Pineda Andrés M, Santana Orlando, Cortes-Bergoderi Mery, Lamelas Joseph
Division of Cardiology, Columbia University, Mount Sinai Heart Institute, Miami Beach, FL 33140, USA.
Interact Cardiovasc Thorac Surg. 2013 Jun;16(6):875-9. doi: 10.1093/icvts/ivt063. Epub 2013 Feb 26.

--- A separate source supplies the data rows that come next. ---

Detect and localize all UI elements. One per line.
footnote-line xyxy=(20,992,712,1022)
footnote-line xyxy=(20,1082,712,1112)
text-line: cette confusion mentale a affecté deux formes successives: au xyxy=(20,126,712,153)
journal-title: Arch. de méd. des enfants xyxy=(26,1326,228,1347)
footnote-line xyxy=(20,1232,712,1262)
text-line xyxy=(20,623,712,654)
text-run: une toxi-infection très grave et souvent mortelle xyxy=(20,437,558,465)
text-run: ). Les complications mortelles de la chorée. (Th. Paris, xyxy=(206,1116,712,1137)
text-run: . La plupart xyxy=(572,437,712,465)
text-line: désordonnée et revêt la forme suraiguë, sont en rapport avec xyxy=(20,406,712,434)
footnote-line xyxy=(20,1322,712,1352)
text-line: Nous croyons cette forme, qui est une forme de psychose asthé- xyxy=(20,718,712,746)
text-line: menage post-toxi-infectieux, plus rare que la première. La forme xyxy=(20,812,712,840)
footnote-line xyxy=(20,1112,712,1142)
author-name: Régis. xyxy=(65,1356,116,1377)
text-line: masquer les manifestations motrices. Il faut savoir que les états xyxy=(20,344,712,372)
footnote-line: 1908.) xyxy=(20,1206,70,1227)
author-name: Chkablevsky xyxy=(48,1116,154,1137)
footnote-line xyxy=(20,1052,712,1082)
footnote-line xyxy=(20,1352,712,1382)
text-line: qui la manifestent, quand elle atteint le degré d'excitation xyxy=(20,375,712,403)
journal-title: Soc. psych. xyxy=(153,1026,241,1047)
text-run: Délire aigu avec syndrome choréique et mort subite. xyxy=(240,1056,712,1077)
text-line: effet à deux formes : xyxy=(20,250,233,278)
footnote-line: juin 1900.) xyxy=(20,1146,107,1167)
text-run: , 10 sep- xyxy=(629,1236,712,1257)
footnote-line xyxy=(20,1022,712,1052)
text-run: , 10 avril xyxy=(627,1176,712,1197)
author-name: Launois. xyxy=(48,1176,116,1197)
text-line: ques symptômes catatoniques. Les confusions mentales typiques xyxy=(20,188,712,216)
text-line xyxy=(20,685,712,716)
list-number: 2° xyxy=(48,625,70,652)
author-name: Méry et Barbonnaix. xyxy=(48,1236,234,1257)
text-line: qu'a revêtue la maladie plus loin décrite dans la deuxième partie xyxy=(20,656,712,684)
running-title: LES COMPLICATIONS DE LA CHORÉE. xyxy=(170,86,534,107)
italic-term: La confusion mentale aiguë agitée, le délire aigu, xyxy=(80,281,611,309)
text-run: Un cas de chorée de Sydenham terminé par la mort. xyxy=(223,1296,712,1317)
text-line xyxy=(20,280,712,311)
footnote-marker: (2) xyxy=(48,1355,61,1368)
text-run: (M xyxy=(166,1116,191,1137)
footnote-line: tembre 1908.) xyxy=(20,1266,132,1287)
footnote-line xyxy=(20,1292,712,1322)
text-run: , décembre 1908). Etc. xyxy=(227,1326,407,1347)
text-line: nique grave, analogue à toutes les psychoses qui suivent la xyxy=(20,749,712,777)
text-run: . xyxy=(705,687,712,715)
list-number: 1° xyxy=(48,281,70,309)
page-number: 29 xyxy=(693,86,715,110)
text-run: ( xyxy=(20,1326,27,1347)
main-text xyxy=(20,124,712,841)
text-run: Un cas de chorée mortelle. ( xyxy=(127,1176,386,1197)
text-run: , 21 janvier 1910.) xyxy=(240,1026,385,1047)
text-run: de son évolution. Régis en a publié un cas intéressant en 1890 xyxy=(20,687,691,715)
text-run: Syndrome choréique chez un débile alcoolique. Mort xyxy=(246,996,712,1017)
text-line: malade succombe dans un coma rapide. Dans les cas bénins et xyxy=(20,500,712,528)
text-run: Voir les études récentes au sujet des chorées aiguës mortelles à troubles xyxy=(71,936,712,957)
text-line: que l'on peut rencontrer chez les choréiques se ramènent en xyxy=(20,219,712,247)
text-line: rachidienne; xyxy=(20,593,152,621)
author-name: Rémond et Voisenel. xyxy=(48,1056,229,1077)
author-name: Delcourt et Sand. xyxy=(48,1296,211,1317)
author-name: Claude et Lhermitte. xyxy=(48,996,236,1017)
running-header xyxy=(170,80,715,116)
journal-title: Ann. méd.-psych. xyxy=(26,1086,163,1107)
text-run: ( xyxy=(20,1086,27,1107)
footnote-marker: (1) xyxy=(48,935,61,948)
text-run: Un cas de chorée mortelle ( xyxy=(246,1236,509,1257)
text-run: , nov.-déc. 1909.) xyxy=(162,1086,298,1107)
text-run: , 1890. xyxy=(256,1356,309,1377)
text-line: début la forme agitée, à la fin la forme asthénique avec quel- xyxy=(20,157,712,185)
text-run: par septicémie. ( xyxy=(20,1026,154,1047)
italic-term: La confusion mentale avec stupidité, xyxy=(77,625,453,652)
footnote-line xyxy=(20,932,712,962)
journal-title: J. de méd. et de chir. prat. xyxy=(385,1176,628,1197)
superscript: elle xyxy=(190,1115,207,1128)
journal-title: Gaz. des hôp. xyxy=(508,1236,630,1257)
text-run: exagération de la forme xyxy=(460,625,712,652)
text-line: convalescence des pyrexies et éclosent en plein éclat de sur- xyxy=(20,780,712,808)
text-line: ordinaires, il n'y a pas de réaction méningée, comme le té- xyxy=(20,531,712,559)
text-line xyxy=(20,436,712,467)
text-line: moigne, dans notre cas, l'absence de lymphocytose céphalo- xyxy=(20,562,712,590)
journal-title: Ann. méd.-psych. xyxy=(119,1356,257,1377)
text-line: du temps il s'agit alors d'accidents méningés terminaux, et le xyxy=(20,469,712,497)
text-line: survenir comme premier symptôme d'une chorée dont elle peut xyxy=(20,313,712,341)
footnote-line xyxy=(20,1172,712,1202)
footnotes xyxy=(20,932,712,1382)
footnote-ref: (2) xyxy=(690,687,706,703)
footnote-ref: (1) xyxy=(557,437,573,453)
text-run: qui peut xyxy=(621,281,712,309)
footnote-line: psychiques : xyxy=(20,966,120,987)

A best evidence topic in cardiac surgery was written according to a structured protocol. The question addressed was 'is a minimally invasive approach for resection of benign cardiac masses superior to standard full sternotomy?' A total of 50 papers were found using the reported search, of which, 11 represented the best evidence to answer the clinical question. The authors, country, journal, date of publication, patient group studied, study type, relevant outcomes and results of these papers are tabulated. All 11 papers were retrospective studies, from which 4 were case-control studies comparing the minimally invasive approach with conventional full sternotomy, and 7 were case series. There were two minimally invasive techniques used, a right mini-thoracotomy and a partial hemi-sternotomy, the former being the most commonly used. The resection of benign cardiac masses is a low-risk procedure, with no mortality or conversions to full sternotomy reported. From the 4 case-control studies, cross-clamp time was similar in both groups, and only one report found a prolonged perfusion time with the minimally invasive approach. The incidence of major postoperative complications, including bleeding requiring reoperation (average from case-control studies: 0-4.5 vs 0-5.8%), renal failure (0 vs 0-10%) and prolonged ventilation (6-13 vs 11-19%), for the two approaches was similar. The incidence of postoperative stroke was better for the minimally invasive approach in one study (0 vs 14%, P = 0.023). The main advantages of this technique are shorter intensive care unit (26-31 vs 46-60 h) and hospital stay (3.6-5.2 vs 6.2-7.4 days), the minimally invasive approach being significantly better in one and three reports, respectively. We conclude that minimally invasive resection of a benign cardiac mass using a right mini-thoracotomy approach can be performed with an operative morbidity and mortality at least similar to the standard full sternotomy approach. The information currently available for the minimally invasive approach for the resection of benign cardiac masses is limited and based only on retrospective studies and, therefore, prospective studies are required to confirm the potential benefits of minimally invasive surgery.
一篇心脏外科的最佳证据主题文章是根据结构化方案撰写的。所探讨的问题是“对于良性心脏肿物切除术,微创方法是否优于标准的全胸骨切开术?”通过报告的检索共找到50篇论文,其中11篇代表了回答该临床问题的最佳证据。这些论文的作者、国家、期刊、发表日期、研究的患者群体、研究类型、相关结局和结果均列表呈现。所有11篇论文均为回顾性研究,其中4篇为病例对照研究,比较了微创方法与传统全胸骨切开术,7篇为病例系列研究。使用了两种微创技术,即右胸小切口和部分半胸骨切开术,前者使用最为普遍。良性心脏肿物切除术是一种低风险手术,未报告有死亡病例或转为全胸骨切开术的情况。在4篇病例对照研究中,两组的交叉钳夹时间相似,只有一份报告发现微创方法的灌注时间延长。两种手术方法的主要术后并发症发生率相似,包括需要再次手术的出血(病例对照研究的平均发生率:0 - 4.5%对0 - 5.8%)、肾衰竭(0对0 - 10%)和通气时间延长(6 - 13%对11 - 19%)。在一项研究中,微创方法的术后卒中发生率更低(0对14%,P = 0.023)。该技术的主要优点是重症监护病房住院时间较短(26 - 31小时对46 - 60小时)和住院时间较短(3.6 - 5.2天对6.2 - 7.4天),分别在一份和三份报告中显示微创方法明显更优。我们得出结论,使用右胸小切口方法微创切除良性心脏肿物,其手术发病率和死亡率至少与标准全胸骨切开术方法相似。目前可获得的关于微创切除良性心脏肿物方法的信息有限,且仅基于回顾性研究,因此需要进行前瞻性研究以证实微创手术的潜在益处。